Autant le dire, je ne fais donc par partie de ceux qui vous diront que BOB est une grande mini-série. Je ne nierais pas sa qualité, que ce soit son casting ou sa mise en scène, j’en garde de bons souvenirs, mais j’en garde aussi de mauvais.

En fait, j’oserais presque dire que sa qualité va crescendo, pour remonter sur la fin, mais ce serait être un peu trop sectaire. Le parti pris était d’offrir une vision large. Nous suivons donc un régiment précis, nous apprenons à les connaître, à les identifier (plus facilement que dans Generation Kill), nous les voyons monter en grade, être blessés ou mourir. L’erreur fut à mon avis de sous-estimer l’importance de l’attachement que le spectateur peut nourrir envers ses protagonistes. Si toute la série avait été basée là-dessus, je ne dis pas, mais on passe une bonne première partie en compagnie des mêmes personnages, et même si, en progressant, le personnage de Damian Lewis se fait moins présent, à cause de sa montée hiérarchique (je ne blaguais pas quant au fait que je n’avais d’yeux que pour son personnage, je m’en souviens très bien !), il y a tous les autres que l’on connaît, et qu’on apprécie. Histoire vraie oblige, il y aura des pertes (dans mes souvenirs, surtout des blessés quant aux personnages auxquels je prêtais attention). À chaque épisode, il y avait une mise en avant d’un protagoniste en particulier, sans pour autant sacrifier les autres. Je me souviens plus ou moins de celui plus orienté vers Donnie Wahlberg, mais si je garde une bonne impression de celui-là, pas autant de l’épisode avec la jeune frenchie ou encore celui avec Colin Hanks. D’ailleurs arrivée à  cet épisode (le 8e), je me rappelle que je souhaitais franchement la fin, car cela commençait à me prendre le chou.
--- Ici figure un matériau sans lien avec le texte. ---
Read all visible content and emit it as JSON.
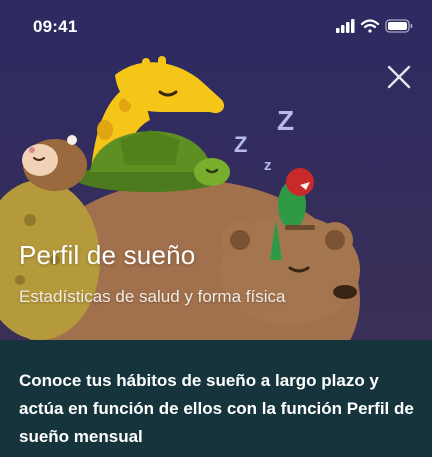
{
  "status_bar": {
    "time": "09:41",
    "icons": [
      "signal-icon",
      "wifi-icon",
      "battery-icon"
    ]
  },
  "header": {
    "close_icon": "close-icon"
  },
  "hero": {
    "illustration": "sleeping-animals-illustration",
    "title": "Perfil de sueño",
    "subtitle": "Estadísticas de salud y forma física",
    "sleep_letters": [
      "Z",
      "Z",
      "z"
    ]
  },
  "body": {
    "description": "Conoce tus hábitos de sueño a largo plazo y actúa en función de ellos con la función Perfil de sueño mensual"
  },
  "colors": {
    "hero_background": "#2d2a62",
    "panel_background": "#16343c",
    "text": "#ffffff",
    "zzz": "#b7b9e8"
  }
}
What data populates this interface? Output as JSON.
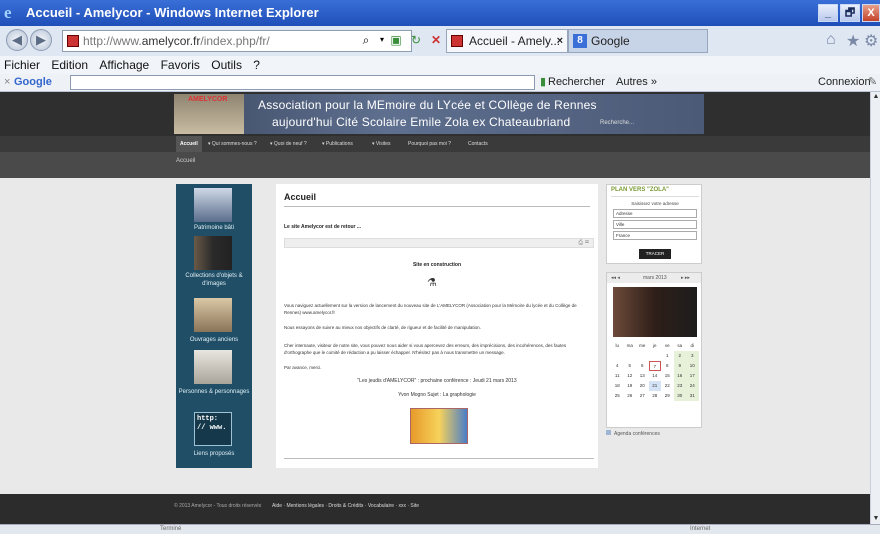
{
  "window": {
    "title": "Accueil - Amelycor - Windows Internet Explorer",
    "minimize": "_",
    "restore": "🗗",
    "close": "X"
  },
  "addressbar": {
    "url_prefix": "http://www.",
    "url_domain": "amelycor.fr",
    "url_path": "/index.php/fr/"
  },
  "tabs": [
    {
      "label": "Accueil - Amely...",
      "close": "×"
    },
    {
      "label": "Google"
    }
  ],
  "menubar": {
    "items": [
      "Fichier",
      "Edition",
      "Affichage",
      "Favoris",
      "Outils",
      "?"
    ]
  },
  "google_toolbar": {
    "close": "×",
    "logo": "Google",
    "search_button": "Rechercher",
    "more": "Autres »",
    "login": "Connexion"
  },
  "site": {
    "banner_tag": "AMELYCOR",
    "banner_line1": "Association pour la MEmoire du LYcée et COllège de Rennes",
    "banner_line2": "aujourd'hui Cité Scolaire Emile Zola ex Chateaubriand",
    "banner_search": "Recherche...",
    "nav": [
      "Accueil",
      "▾ Qui sommes-nous ?",
      "▾ Quoi de neuf ?",
      "▾ Publications",
      "▾ Visites",
      "Pourquoi pas moi ?",
      "Contacts"
    ],
    "breadcrumb": "Accueil",
    "sidebar": [
      {
        "label": "Patrimoine bâti",
        "icon": "building-icon"
      },
      {
        "label": "Collections d'objets & d'images",
        "icon": "collection-icon"
      },
      {
        "label": "Ouvrages anciens",
        "icon": "books-icon"
      },
      {
        "label": "Personnes & personnages",
        "icon": "statue-icon"
      },
      {
        "label": "Liens proposés",
        "icon": "http-link-icon",
        "tile_text": "http: // www."
      }
    ],
    "main": {
      "title": "Accueil",
      "lead": "Le site Amelycor est de retour ...",
      "construction": "Site en construction",
      "p1": "Vous naviguez actuellement sur la version de lancement du nouveau site de L'AMELYCOR (Association pour la Mémoire du lycée et du Collège de Rennes) www.amelycor.fr",
      "p2": "Nous essayons de suivre au mieux nos objectifs de clarté, de rigueur et de facilité de manipulation.",
      "p3": "Cher internaute, visiteur de notre site, vous pouvez nous aider si vous apercevez des erreurs, des imprécisions, des incohérences, des fautes d'orthographe que le comité de rédaction a pu laisser échapper. N'hésitez pas à nous transmettre un message.",
      "p4": "Par avance, merci.",
      "conference_line": "\"Les jeudis d'AMELYCOR\" : prochaine conférence : Jeudi 21 mars 2013",
      "conference_speaker": "Yvon Mogno     Sujet : La graphologie"
    },
    "plan": {
      "title": "PLAN VERS \"ZOLA\"",
      "subtitle": "Saisissez votre adresse",
      "fields": [
        "Adresse",
        "Ville",
        "France"
      ],
      "button": "TRACER"
    },
    "calendar": {
      "month": "mars 2013",
      "days_header": [
        "lu",
        "ma",
        "me",
        "je",
        "ve",
        "sa",
        "di"
      ],
      "weeks": [
        [
          "",
          "",
          "",
          "",
          "1",
          "2",
          "3"
        ],
        [
          "4",
          "5",
          "6",
          "7",
          "8",
          "9",
          "10"
        ],
        [
          "11",
          "12",
          "13",
          "14",
          "15",
          "16",
          "17"
        ],
        [
          "18",
          "19",
          "20",
          "21",
          "22",
          "23",
          "24"
        ],
        [
          "25",
          "26",
          "27",
          "28",
          "29",
          "30",
          "31"
        ]
      ],
      "legend": "Agenda conférences"
    },
    "footer": {
      "copyright": "© 2013 Amelycor - Tous droits réservés",
      "links": "Aide · Mentions légales · Droits & Crédits · Vocabulaire · xxx · Site"
    }
  },
  "status": {
    "left": "Terminé",
    "right": "Internet"
  },
  "colors": {
    "titlebar": "#1f4fb8",
    "sidebar": "#1f4e66",
    "plan_title": "#7a9a33"
  }
}
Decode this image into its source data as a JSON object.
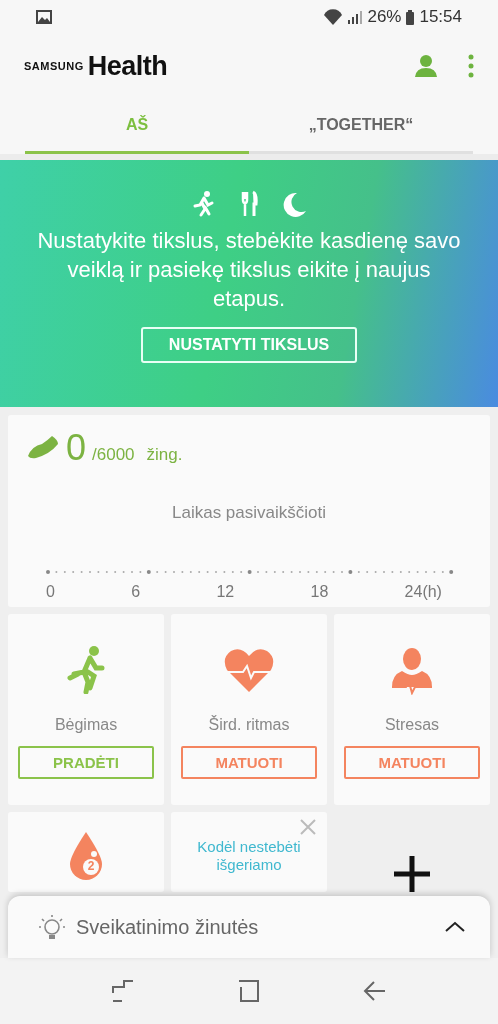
{
  "status_bar": {
    "battery": "26%",
    "time": "15:54"
  },
  "header": {
    "brand": "SAMSUNG",
    "app_name": "Health"
  },
  "tabs": [
    {
      "label": "AŠ",
      "selected": true
    },
    {
      "label": "„TOGETHER“",
      "selected": false
    }
  ],
  "banner": {
    "message": "Nustatykite tikslus, stebėkite kasdienę savo veiklą ir pasiekę tikslus eikite į naujus etapus.",
    "button": "NUSTATYTI TIKSLUS"
  },
  "steps": {
    "count": "0",
    "goal": "/6000",
    "unit": "žing.",
    "message": "Laikas pasivaikščioti",
    "axis_labels": [
      "0",
      "6",
      "12",
      "18",
      "24(h)"
    ]
  },
  "tiles": [
    {
      "kind": "run",
      "label": "Bėgimas",
      "button": "PRADĖTI",
      "color": "#8bc34a"
    },
    {
      "kind": "heart",
      "label": "Šird. ritmas",
      "button": "MATUOTI",
      "color": "#f4845f"
    },
    {
      "kind": "stress",
      "label": "Stresas",
      "button": "MATUOTI",
      "color": "#f4845f"
    },
    {
      "kind": "water",
      "badge": "2",
      "color": "#f4845f"
    },
    {
      "kind": "tip",
      "text": "Kodėl nestebėti išgeriamo"
    },
    {
      "kind": "add"
    }
  ],
  "tips_sheet": {
    "title": "Sveikatinimo žinutės",
    "expanded": false
  }
}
Après, on revient aux sources, pour le final, on se recentre sur les protagonistes des débuts encore présents, le duo Lewis-Livingstone est plus au cœur de l’épisode, et c’était comme revenir au début.

Dans ma petite tête, le temps passant, j’ai toujours séparé BOB en deux : la bonne partie et la mauvaise. Celle que je trouvais humainement intéressante et celle qui était là pour l’exercice de style. Les deux pouvaient s’entrecroiser, pour le meilleur et pour le pire. On pourrait même faire un parallèle avec From the Earth to the Moon, vu les similitudes que l’on trouve dans la construction, si ce n’est que cette dernière m’est plus attirante par son sujet et avait l’avantage d’être bien plus docu-fiction. Les deux mini-séries, sortant des mêmes têtes, ont donc les mêmes défauts intrinsèques.

Si Band Of Brothers possède d’énormes qualités, le ton n’est pas égal tout du long, variant d’un épisode à l’autre et la série souffre aussi de grosses lenteurs, qui ont pu me rendre le visionnage par moment assez pénible.